Ontario Power Generation (OPG) is working towards deployment of SMRs in Canada, and BWXT Canada has signed a memorandum of understanding (MOU) related to the project and is participating as part of the project’s supply chain.
There are still many questions about whether SMRs will be accepted by the public, but if the business in Canada grows, then BWX Technologies will be a part of it.
For the present, BWX Technologies can continue to produce acceptable revenue and profit numbers based on their current business with the U.S. government.
At its current valuation, with a forward P/E of 20, there are few compelling reasons to rush into the stock, especially if the market, as a whole, drops precipitously, as it did in March.

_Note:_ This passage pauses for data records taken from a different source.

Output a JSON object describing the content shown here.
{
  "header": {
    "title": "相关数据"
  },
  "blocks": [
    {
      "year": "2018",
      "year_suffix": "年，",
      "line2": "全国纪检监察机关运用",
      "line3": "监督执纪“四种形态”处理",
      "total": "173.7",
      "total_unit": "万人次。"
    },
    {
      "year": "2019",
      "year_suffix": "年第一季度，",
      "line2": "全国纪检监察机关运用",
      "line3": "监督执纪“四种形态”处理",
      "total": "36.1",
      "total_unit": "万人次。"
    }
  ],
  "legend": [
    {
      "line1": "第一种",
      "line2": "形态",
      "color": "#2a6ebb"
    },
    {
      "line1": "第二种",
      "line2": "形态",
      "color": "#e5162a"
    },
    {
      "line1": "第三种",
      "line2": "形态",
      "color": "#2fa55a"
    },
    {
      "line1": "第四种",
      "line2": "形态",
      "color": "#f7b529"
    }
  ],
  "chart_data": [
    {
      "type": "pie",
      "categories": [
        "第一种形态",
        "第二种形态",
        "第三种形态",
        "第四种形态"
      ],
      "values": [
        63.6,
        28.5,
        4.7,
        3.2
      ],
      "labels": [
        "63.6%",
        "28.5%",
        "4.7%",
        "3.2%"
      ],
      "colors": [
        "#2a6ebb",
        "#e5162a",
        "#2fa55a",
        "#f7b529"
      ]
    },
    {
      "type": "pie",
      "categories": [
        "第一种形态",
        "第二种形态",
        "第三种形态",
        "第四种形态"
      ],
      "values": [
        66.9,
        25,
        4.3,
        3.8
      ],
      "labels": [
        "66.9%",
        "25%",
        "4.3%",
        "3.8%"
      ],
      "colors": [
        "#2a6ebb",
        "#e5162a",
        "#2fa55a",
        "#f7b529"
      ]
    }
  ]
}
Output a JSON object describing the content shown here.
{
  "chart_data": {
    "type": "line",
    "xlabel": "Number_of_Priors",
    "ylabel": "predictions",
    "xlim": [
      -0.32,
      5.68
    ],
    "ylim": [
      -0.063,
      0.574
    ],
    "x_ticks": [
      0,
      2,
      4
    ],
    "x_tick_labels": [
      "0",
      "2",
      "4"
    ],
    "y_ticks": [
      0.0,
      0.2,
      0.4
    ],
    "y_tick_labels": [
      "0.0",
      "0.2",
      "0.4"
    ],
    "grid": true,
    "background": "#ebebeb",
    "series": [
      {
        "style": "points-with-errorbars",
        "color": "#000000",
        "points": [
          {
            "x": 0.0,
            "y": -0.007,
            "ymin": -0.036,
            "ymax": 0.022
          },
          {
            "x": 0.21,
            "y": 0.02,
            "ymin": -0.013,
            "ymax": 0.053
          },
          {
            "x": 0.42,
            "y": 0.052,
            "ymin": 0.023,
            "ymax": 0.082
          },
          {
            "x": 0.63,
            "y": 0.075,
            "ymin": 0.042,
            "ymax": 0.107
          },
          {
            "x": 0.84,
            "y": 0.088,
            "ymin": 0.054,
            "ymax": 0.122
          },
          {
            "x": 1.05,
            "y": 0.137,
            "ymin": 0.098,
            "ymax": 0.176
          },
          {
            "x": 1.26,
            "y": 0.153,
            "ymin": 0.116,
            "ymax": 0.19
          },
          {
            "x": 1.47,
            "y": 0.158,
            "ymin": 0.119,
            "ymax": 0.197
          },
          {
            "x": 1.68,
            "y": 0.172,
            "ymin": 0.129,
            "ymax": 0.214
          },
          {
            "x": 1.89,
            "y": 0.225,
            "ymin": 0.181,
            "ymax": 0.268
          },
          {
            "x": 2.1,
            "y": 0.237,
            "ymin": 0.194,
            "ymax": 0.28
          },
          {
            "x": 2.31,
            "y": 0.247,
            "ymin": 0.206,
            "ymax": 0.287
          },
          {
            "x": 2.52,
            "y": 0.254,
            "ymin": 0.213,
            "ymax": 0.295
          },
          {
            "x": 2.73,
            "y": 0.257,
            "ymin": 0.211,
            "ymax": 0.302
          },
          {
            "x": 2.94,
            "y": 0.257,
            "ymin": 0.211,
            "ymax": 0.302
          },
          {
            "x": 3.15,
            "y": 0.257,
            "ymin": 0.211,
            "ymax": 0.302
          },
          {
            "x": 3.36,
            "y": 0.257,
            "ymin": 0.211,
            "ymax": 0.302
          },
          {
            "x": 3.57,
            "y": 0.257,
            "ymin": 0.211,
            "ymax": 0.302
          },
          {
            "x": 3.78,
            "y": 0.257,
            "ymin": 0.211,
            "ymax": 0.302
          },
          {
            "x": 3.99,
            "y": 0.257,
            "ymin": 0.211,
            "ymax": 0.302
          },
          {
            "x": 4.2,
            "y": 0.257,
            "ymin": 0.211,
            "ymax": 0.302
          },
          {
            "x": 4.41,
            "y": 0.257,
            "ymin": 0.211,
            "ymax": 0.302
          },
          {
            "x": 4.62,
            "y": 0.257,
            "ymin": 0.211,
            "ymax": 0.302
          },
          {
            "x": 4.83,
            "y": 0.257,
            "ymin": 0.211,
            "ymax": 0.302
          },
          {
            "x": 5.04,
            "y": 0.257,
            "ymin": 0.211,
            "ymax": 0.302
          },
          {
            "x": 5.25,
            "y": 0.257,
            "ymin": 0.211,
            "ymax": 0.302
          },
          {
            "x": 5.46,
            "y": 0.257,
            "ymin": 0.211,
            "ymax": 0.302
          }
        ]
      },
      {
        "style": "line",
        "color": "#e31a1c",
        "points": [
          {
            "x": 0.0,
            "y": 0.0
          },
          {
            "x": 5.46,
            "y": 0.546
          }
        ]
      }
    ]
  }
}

The real investment opportunity will occur if government policy shifts to the construction of more nuclear-powered ships to stay ahead of the rapidly expanding Chinese navy, or if the U.S. government makes a firm commitment to expand space exploration.
Likewise, if the Canadian government decides to expand its defense role in the Artic or aggressively pursue SMRs, BWX Technologies will be a likely beneficiary.
Aerospace and defense stocks are currently out of favor with investors, but that won’t last forever.
Civilian applications of nuclear energy are likewise experiencing a downturn in public and investing sentiment. Whether that trend continues remains to be seen.
BWX Technologies will be a logical winner in any upturn in the activities mentioned above, and that is something for the long-term investor to consider.
Disclosure: I/we have no positions in any stocks mentioned, and no plans to initiate any positions within the next 72 hours. I wrote this article myself, and it expresses my own opinions. I am not receiving compensation for it (other than from Seeking Alpha). I have no business relationship with any company whose stock is mentioned in this article.